Don DeLillo
76 quotes
Biography
Donald Richard DeLillo is an American novelist, short story writer, playwright, screenwriter and essayist. His works have covered subjects as diverse as consumerism, nuclear war, the complexities of language, art, television, the advent of the Digital Age, mathematics, politics, economics and sports.
"No sense of the irony of human experience, that we are the highest form of life on earth, and yet ineffably sad because we know what no other animal knows, that we must die."
"I've got death inside me. It's just a question of whether or not I can outlive it."
"Writing is a concentrated form of thinking...a young writer sees that with words he can place himself more clearly into the world. Words on a page, that's all it takes to help him separate himself from the forces around him, streets and people and pressures and feelings. He learns to think about these things, to ride his own sentences into new perceptions."
"The power of the dead is that we think they see us all the time. The dead have a presence. Is there a level of energy composed solely of the dead? They are also in the ground, of course, asleep and crumbling. Perhaps we are what they dream."
"What we are reluctant to touch often seems the very fabric of our salvation."
"When I read obituaries I always note the age of the deceased. Automatically I relate this figure to my own age. Four years to go, I think. Nine more years. Two years and I'm dead. The power of numbers is never more evident than when we use them to speculate on the time of our dying."
"Doesn't our knowledge of death make life more precious?'What good is a preciousness based on fear and anxiety? It's an anxious quivering thing"
"It was only after two years' work that it occurred to me that I was a writer. I had no particular expectation that the novel would ever be published, because it was sort of a mess.

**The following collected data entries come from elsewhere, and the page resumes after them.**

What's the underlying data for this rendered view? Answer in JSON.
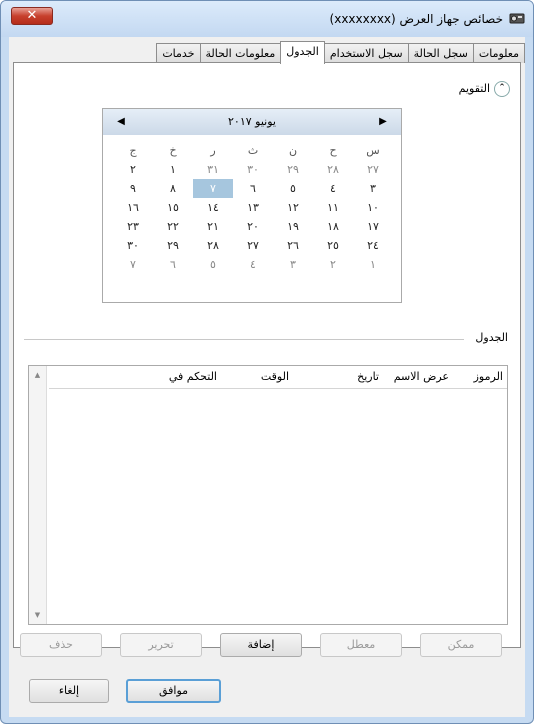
{
  "window": {
    "title": "خصائص جهاز العرض (xxxxxxxx)",
    "close_glyph": "✕"
  },
  "tabs": [
    "معلومات",
    "سجل الحالة",
    "سجل الاستخدام",
    "الجدول",
    "معلومات الحالة",
    "خدمات"
  ],
  "active_tab": "الجدول",
  "calendar_section": {
    "label": "التقويم",
    "toggle_glyph": "⌃"
  },
  "calendar": {
    "month": "يونيو ٢٠١٧",
    "prev_glyph": "◀",
    "next_glyph": "▶",
    "day_names": [
      "س",
      "ح",
      "ن",
      "ث",
      "ر",
      "خ",
      "ج"
    ],
    "weeks": [
      [
        "٢٧",
        "٢٨",
        "٢٩",
        "٣٠",
        "٣١",
        "١",
        "٢"
      ],
      [
        "٣",
        "٤",
        "٥",
        "٦",
        "٧",
        "٨",
        "٩"
      ],
      [
        "١٠",
        "١١",
        "١٢",
        "١٣",
        "١٤",
        "١٥",
        "١٦"
      ],
      [
        "١٧",
        "١٨",
        "١٩",
        "٢٠",
        "٢١",
        "٢٢",
        "٢٣"
      ],
      [
        "٢٤",
        "٢٥",
        "٢٦",
        "٢٧",
        "٢٨",
        "٢٩",
        "٣٠"
      ],
      [
        "١",
        "٢",
        "٣",
        "٤",
        "٥",
        "٦",
        "٧"
      ]
    ],
    "selected_day": "٧"
  },
  "schedule": {
    "label": "الجدول",
    "columns": [
      "الرموز",
      "عرض الاسم",
      "تاريخ",
      "الوقت",
      "التحكم في"
    ]
  },
  "schedule_buttons": {
    "enable": "ممكن",
    "disable": "معطل",
    "add": "إضافة",
    "edit": "تحرير",
    "delete": "حذف"
  },
  "dialog_buttons": {
    "ok": "موافق",
    "cancel": "إلغاء"
  },
  "colors": {
    "title_bar": "#c3d8f1",
    "selected_day": "#a6c6de",
    "close_button": "#c7402d"
  }
}
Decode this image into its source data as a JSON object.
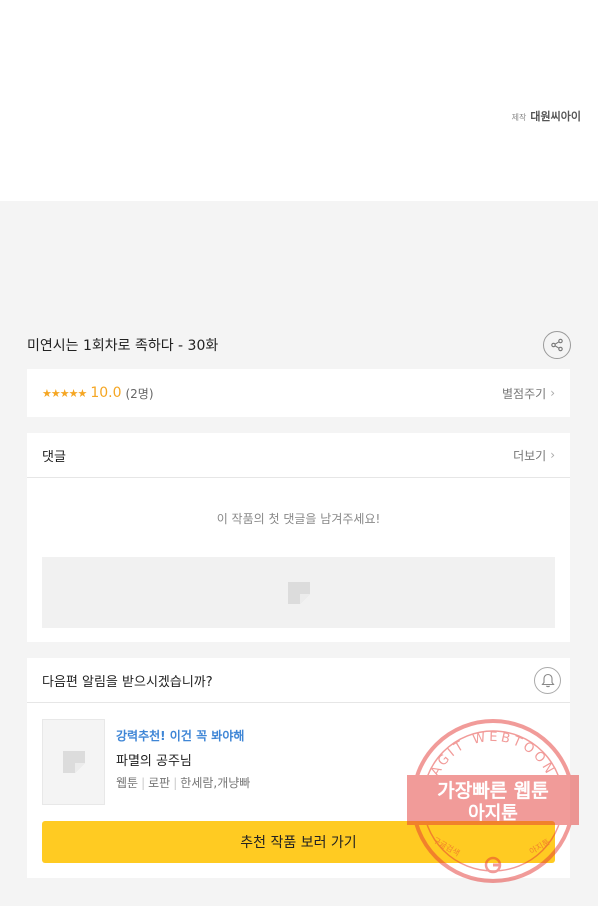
{
  "credit": {
    "label": "제작",
    "company": "대원씨아이"
  },
  "episode": {
    "title": "미연시는 1회차로 족하다 - 30화"
  },
  "rating": {
    "stars": "★★★★★",
    "score": "10.0",
    "count": "(2명)",
    "action": "별점주기"
  },
  "comments": {
    "heading": "댓글",
    "more": "더보기",
    "empty": "이 작품의 첫 댓글을 남겨주세요!"
  },
  "notify": {
    "question": "다음편 알림을 받으시겠습니까?",
    "recommend": {
      "tag": "강력추천! 이건 꼭 봐야해",
      "title": "파멸의 공주님",
      "genres": [
        "웹툰",
        "로판",
        "한세람,개냥빠"
      ],
      "button": "추천 작품 보러 가기"
    }
  },
  "watermark": {
    "line1": "가장빠른 웹툰",
    "line2": "아지툰",
    "ring": "AGIT WEBTOON",
    "small_left": "구글검색",
    "small_right": "아지툰"
  },
  "colors": {
    "accent_yellow": "#ffcb22",
    "star": "#f5a623",
    "tag_blue": "#3f86d6",
    "stamp_red": "#e53935"
  }
}
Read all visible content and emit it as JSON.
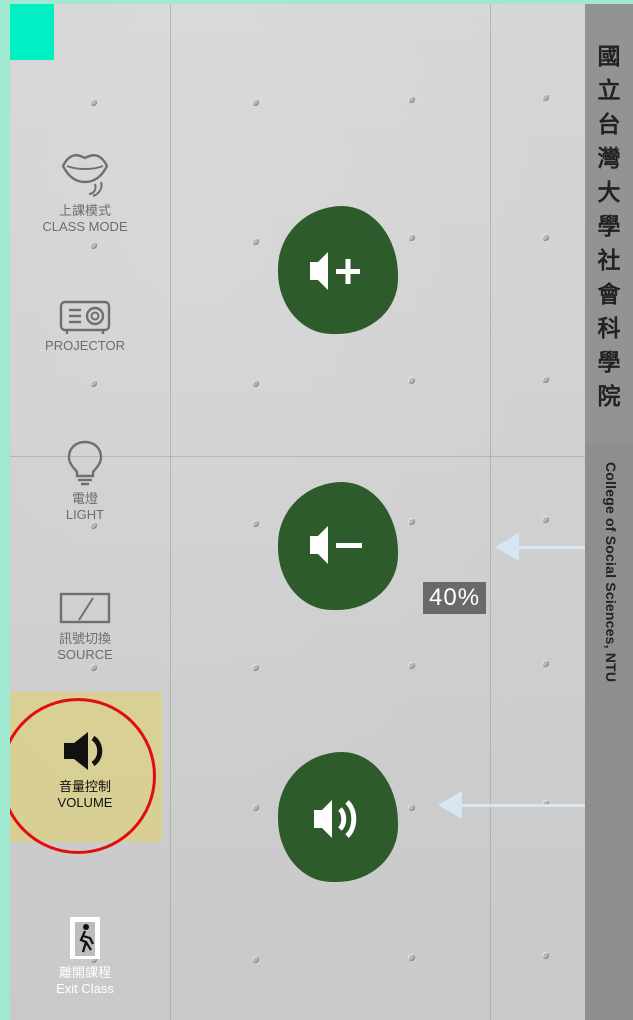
{
  "banner": {
    "chinese": "國立台灣大學　社會科學院",
    "english": "College of Social Sciences, NTU"
  },
  "sidebar": {
    "items": [
      {
        "cn": "上課模式",
        "en": "CLASS MODE",
        "icon": "lips-icon",
        "active": false
      },
      {
        "cn": "",
        "en": "PROJECTOR",
        "icon": "projector-icon",
        "active": false
      },
      {
        "cn": "電燈",
        "en": "LIGHT",
        "icon": "lightbulb-icon",
        "active": false
      },
      {
        "cn": "訊號切換",
        "en": "SOURCE",
        "icon": "source-switch-icon",
        "active": false
      },
      {
        "cn": "音量控制",
        "en": "VOLUME",
        "icon": "speaker-icon",
        "active": true
      },
      {
        "cn": "離開課程",
        "en": "Exit Class",
        "icon": "exit-door-icon",
        "active": false
      }
    ]
  },
  "volume": {
    "buttons": [
      {
        "icon": "volume-up-icon"
      },
      {
        "icon": "volume-down-icon"
      },
      {
        "icon": "volume-mute-toggle-icon"
      }
    ],
    "level": "40%"
  },
  "colors": {
    "button_green": "#2e5b2b",
    "active_highlight": "#e6d250",
    "annotation_red": "#e40d0d",
    "arrow_blue": "#d7e6f2",
    "teal": "#00f0c4"
  }
}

It was only when I found myself writing things I didn't realise I knew that I said, 'I'm a writer now.' The novel had become an incentive to deeper thinking. That's really what writing is—an intense form of thought."
"The family is the cradle of the world's misinformation."

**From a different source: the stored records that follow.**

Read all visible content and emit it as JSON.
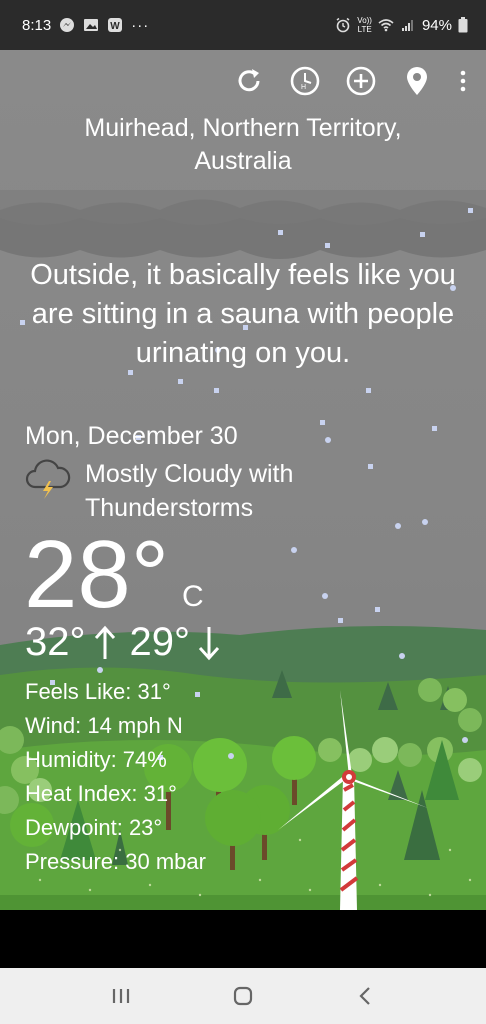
{
  "status": {
    "time": "8:13",
    "battery": "94%",
    "volte": "Vo))",
    "lte": "LTE",
    "more": "···"
  },
  "location": "Muirhead, Northern Territory, Australia",
  "snark": "Outside, it basically feels like you are sitting in a sauna with people urinating on you.",
  "date": "Mon, December 30",
  "condition": "Mostly Cloudy with Thunderstorms",
  "temperature": "28°",
  "unit": "C",
  "high": "32°",
  "low": "29°",
  "details": {
    "feels_like": "Feels Like: 31°",
    "wind": "Wind: 14 mph N",
    "humidity": "Humidity: 74%",
    "heat_index": "Heat Index: 31°",
    "dewpoint": "Dewpoint: 23°",
    "pressure": "Pressure: 30 mbar"
  },
  "colors": {
    "sky": "#888888",
    "hill_far": "#4e7d53",
    "hill_near": "#5ea63e",
    "status_bar": "#2b2b2b",
    "nav_bar": "#efefef"
  }
}
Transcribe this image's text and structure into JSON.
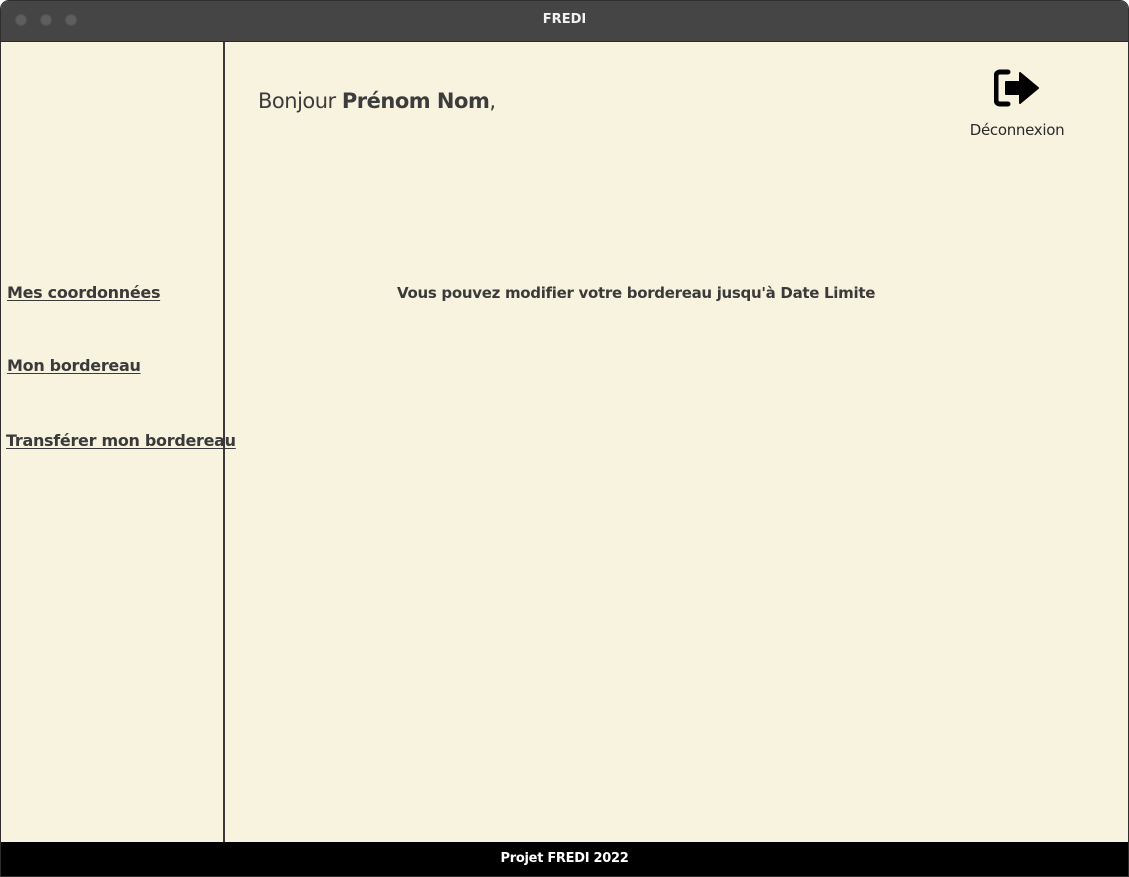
{
  "window": {
    "title": "FREDI"
  },
  "sidebar": {
    "items": [
      {
        "label": "Mes coordonnées"
      },
      {
        "label": "Mon bordereau"
      },
      {
        "label": "Transférer mon bordereau"
      }
    ]
  },
  "header": {
    "greeting_prefix": "Bonjour ",
    "user_name": "Prénom Nom",
    "greeting_suffix": ",",
    "logout_label": "Déconnexion",
    "logout_icon": "sign-out-icon"
  },
  "main": {
    "notice": "Vous pouvez modifier votre bordereau jusqu'à Date Limite"
  },
  "footer": {
    "text": "Projet FREDI 2022"
  },
  "colors": {
    "background": "#f8f3df",
    "titlebar": "#454545",
    "footer": "#000000",
    "text": "#3a3a3a"
  }
}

"I think fiction rescues history from its confusions."
"I'm a novelist, period. An American novelist."
"I am not particularly distressed by the state of fiction or the role of the writer. The more marginal, perhaps ultimately the more trenchant and observant and finally necessary he'll become."

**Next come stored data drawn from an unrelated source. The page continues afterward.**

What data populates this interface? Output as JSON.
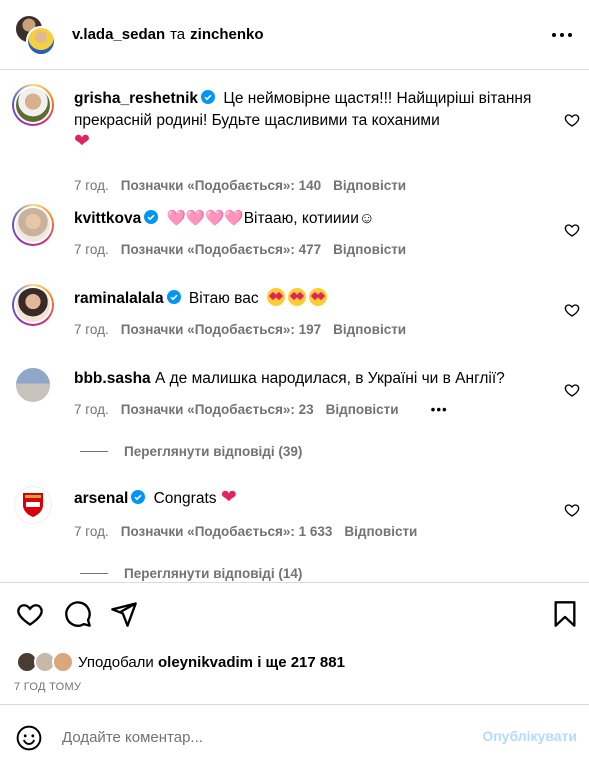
{
  "header": {
    "user1": "v.lada_sedan",
    "separator": "та",
    "user2": "zinchenko"
  },
  "comments": [
    {
      "username": "grisha_reshetnik",
      "text": "Це неймовірне щастя!!! Найщиріші вітання прекрасній родині! Будьте щасливими та коханими",
      "suffix": "❤",
      "time": "7 год.",
      "likes": "Позначки «Подобається»: 140",
      "reply": "Відповісти"
    },
    {
      "username": "kvittkova",
      "text": "🩷🩷🩷🩷Вітааю, котииии☺",
      "time": "7 год.",
      "likes": "Позначки «Подобається»: 477",
      "reply": "Відповісти"
    },
    {
      "username": "raminalalala",
      "text": "Вітаю вас",
      "time": "7 год.",
      "likes": "Позначки «Подобається»: 197",
      "reply": "Відповісти"
    },
    {
      "username": "bbb.sasha",
      "text": "А де малишка народилася, в Україні чи в Англії?",
      "time": "7 год.",
      "likes": "Позначки «Подобається»: 23",
      "reply": "Відповісти",
      "view_replies": "Переглянути відповіді (39)"
    },
    {
      "username": "arsenal",
      "text": "Congrats",
      "suffix": "❤",
      "time": "7 год.",
      "likes": "Позначки «Подобається»: 1 633",
      "reply": "Відповісти",
      "view_replies": "Переглянути відповіді (14)"
    }
  ],
  "likes_bar": {
    "prefix": "Уподобали",
    "user": "oleynikvadim",
    "rest": "і ще 217 881"
  },
  "time_ago": "7 ГОД ТОМУ",
  "comment_box": {
    "placeholder": "Додайте коментар...",
    "publish": "Опублікувати"
  },
  "colors": {
    "accent": "#0095f6",
    "publish_disabled": "#b3dbff",
    "muted": "#737373",
    "heart": "#e0245e"
  }
}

"I think fiction comes from everything you've ever done, and said, and dreamed, and imagined. It comes from everything you've read and haven't read...I think my work comes out of the culture of the world around me. I think that's where my language comes from."
"Popular culture is inescapable in the U.S. Why not use it?"
"The figure of the gunman in the window was inextricable from the victim and his history. This sustained Oswald in his cell. It gave him what he needed to live. The more time he spent in a cell, the stronger he would get. Everybody knew who he was now."
"I think what'll happen in the not-too-distant future is that we'll have humane wars. Each side agrees to use clean bombs. And each side agrees to limit the amount of megatons he uses. In other words, we'll get together with them beforehand and there'll be an agreement that if the issue can't be settled, whatever the issue might be, then let's make sure we keep our war as relatively clean as possible."
"Of course the humanistic mind crumbles at the whole idea. It's the most hideous thing in the world to these people that such ideas even have to be mentioned. But the thing won't go away. The thing is here and you have to face it. The prospect of a humane war may be hideous and all the other names you can think of, but it's still a prospect. And as an alternative to all the other things that could happen in the event of war, it's relatively acceptable."
"War is the ultimate realization of modern technology."
"I reject the notion of football as warfare. Warfare is warfare. We don't need substitutes because we've got the real thing."
"I had centered myself, learning of the existence of an interior motion, a shift in the levels from isolation to solitude to wordlessness to immobility. When Opel occupied that center I became the thing that swirled."
"Evil is movement towards void."
"I've come to think of Europe as a hardcover book, America as the paperback version."
"If I were a writer, how I would enjoy being told the novel is dead. How liberating to work in the margins, outside a central perception. You are the ghoul of literature. Lovely."
"In this century the writer has carried on a conversation with madness. We might almost say of the twentieth-century writer that he aspires to madness. Some have made it, of course, and they hold special places in our regard. To a writer, madness is a final distillation of self, a final editing down. It's the drowning out of false voices."
"I want to immerse myself in American magic and dread."